The Penguins general manager wants to see more offense from the bottom-six forward lines.
Pittsburgh Penguins general manager Kyle Dubas met with the media on Monday in advance of the 2024-25 regular season opener, and one of his most intriguing comments related to the bottom-six and what sort of expectations they should have as a group.
Dubas said they need to get past the idea of the bottom-six just being there for defense. While he added that they “need to defend their ass off,” he also made it clear they need to score and produce some offense.
It was an encouraging statement. It was also an accurate statement. Especially as it relates to the team’s third line, which needs to be a bigger driver of offense than it has been over the past couple of years.
Every Penguins Stanley Cup team in the Sidney Crosby era has had several things in common between them, and one of them has always been a third-line that could produce offense.
The 2009 team had Jordan Staal, Tyler Kennedy and Matt Cooke.
the 2016 and 2017 teams had Phil Kessel, Nick Bonino and Carl Hagelin.
In each case the Penguins could roll three, and often times four, lines that could put goals on the scoreboard and run teams out of the building. The superstars are a necessity for winning. But no matter how good your superstars are they are never going to score every single game and always be providing the offense. There is going to come a point during an 82-game regular season, and certainly during a playoff run, where their production is going to run cold and they are going to get shut down. It happens. It is unavoidable. And when it does happen you better have somebody else in your lineup that is capable of scoring goals.

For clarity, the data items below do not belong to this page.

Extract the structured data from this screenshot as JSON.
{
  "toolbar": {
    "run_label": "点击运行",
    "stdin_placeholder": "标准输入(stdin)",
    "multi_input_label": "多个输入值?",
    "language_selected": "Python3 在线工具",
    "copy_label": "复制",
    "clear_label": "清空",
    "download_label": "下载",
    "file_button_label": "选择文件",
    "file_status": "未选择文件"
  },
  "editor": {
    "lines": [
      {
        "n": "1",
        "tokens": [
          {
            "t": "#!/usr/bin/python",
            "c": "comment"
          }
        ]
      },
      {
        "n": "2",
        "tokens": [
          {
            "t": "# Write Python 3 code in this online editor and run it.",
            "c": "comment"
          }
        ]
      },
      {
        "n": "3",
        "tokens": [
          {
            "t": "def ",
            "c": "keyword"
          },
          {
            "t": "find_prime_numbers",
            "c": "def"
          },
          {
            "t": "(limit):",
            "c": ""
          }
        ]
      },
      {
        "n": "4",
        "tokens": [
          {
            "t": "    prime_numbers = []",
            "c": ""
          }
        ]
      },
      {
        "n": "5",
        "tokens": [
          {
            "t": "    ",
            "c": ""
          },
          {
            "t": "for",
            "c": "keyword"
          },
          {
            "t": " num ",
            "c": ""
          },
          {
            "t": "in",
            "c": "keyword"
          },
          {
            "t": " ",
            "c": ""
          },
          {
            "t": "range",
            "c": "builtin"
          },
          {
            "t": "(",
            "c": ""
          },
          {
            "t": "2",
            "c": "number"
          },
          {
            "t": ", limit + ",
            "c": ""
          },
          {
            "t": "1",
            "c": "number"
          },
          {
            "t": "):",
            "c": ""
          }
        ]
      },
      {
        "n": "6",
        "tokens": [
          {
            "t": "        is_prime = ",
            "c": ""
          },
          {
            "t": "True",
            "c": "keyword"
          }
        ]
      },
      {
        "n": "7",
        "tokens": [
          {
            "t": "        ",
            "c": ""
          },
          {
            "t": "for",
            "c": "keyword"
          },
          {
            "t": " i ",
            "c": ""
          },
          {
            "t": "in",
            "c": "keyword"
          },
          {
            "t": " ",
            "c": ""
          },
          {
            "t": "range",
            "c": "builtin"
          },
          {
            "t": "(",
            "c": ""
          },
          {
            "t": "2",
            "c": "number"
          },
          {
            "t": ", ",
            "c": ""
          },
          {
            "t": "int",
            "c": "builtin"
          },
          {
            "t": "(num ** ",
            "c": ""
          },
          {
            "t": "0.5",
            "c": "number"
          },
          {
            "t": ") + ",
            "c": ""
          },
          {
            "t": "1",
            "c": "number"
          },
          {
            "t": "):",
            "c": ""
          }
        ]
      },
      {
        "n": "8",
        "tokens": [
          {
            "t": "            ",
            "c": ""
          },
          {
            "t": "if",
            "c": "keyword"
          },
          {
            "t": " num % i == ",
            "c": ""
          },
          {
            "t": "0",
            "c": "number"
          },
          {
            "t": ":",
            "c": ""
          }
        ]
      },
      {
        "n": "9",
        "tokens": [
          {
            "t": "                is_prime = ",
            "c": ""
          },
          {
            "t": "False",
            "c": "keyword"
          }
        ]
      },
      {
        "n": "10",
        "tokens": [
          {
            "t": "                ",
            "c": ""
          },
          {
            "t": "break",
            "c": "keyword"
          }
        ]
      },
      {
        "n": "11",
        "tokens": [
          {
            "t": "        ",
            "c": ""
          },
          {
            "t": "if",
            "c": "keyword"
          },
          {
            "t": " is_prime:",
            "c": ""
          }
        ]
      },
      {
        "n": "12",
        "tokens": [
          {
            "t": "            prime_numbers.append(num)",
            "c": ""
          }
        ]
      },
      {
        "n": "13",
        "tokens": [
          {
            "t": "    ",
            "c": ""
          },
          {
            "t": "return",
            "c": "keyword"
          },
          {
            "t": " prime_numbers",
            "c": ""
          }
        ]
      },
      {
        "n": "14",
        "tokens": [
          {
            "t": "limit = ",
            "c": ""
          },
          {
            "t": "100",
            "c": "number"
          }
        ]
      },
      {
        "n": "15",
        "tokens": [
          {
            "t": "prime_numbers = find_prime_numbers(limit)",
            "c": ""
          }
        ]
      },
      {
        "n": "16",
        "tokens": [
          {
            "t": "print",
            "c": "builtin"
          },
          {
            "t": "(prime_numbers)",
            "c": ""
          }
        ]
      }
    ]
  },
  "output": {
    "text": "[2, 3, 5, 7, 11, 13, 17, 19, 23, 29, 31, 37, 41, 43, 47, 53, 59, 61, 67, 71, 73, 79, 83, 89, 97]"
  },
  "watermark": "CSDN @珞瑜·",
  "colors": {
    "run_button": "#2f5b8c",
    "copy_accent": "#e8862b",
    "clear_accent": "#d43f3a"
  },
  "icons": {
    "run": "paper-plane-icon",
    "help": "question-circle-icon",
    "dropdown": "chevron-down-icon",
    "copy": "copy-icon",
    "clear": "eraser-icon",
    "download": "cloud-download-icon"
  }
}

What was so fascinating about Dubas’ comment is that it might have been him making a big adjustment in terms of what he is looking for in players. Or at least the realization that he needs to make an adjustment.
One of my biggest criticisms (or at least observations) of Dubas, both in Toronto and in Pittsburgh, is that the bottom-six of his lineups has always looked the same — defensive grinders that are hopefully there to shut down opponents and basically skate to a 0-0 tie when they are on the ice.
That was pretty much the exact blueprint for the bottom-six a year ago with players like Noel Acciari, Matt Nieto, Lars Eller and Jansen Harkins being brought in. Everybody was defense first, offense last. The entire game plan seemed to be built around the idea of the top-six and power play carrying the offense, and the bottom-six just not losing the game.
It did not exactly work
The second line struggled to find consistency, the power play was awful, and the Penguins were left as primarily a one-line team that did not score enough goals.
Even worse, the defensive-minded bottom-six was not as good as it was expected to be defensively.
But will this year’s bottom-six end up being any different? There are certainly a lot of potential new faces in that group with the offseason additions of Kevin Hayes, Blake Lizotte, Cody Glass, Rutger McGroarty and perhaps a full season of either Jesse Puljujarvi or Valterri Puustinen.
I will say this — the POTENTIAL of that group certainly seems to be higher than last year’s bottom-six.
It was an admittedly small sample size, and it was also only preseason hockey where the results can be a little noisy and misleading, but I liked what I saw from the McGroarty-Eller-Puljujarvi line when it was used together, and I would not hate seeing that group get a little bit of a run to open the season. Especially with Lizotte starting the year on IR.
I know there is a feeling that McGroarty needs to play top-six minutes in either Pittsburgh or Wilkes-Barre, but I do not buy into that idea at all. Your third line should, in theory, still play a lot of meaningful 5-on-5 minutes, and as Dubas said on Monday there needs to be an expectation for offense there. Your third-line can — and perhaps should — still be viewed as something as a scoring line, and I don’t see any reason why a talented rookie can not play there in the hopes of providing some of that. Especially when his game has some physicality to it.
I don’t expect Puljujarvi to score at the same pace he did in the preseason, but he has always been a good possession-driver.
While I am not overly crazy about Hayes and Glass as additions, they should offer at least a little more offensive potential on the fourth line than what last year’s group had. Hayes’ 13 goals last year would have been more than every other bottom-six player on the roster outside of Eller’s 15. I don’t think Glass is going to be a big-time producer, but he is just one year removed from scoring 14 goals in 72 games.
Overall there are still more questions and “ifs” here than solid answers. But I do like and appreciate the idea that Dubas seems to have maybe adjusted his approach realized the need to get more out of those lines.
I am not sure it will work out that well this season, but the potential is there for it to be better. And if you have the right mindset going forward that creates a more promising long-term outlook for when the team is back closer to contention.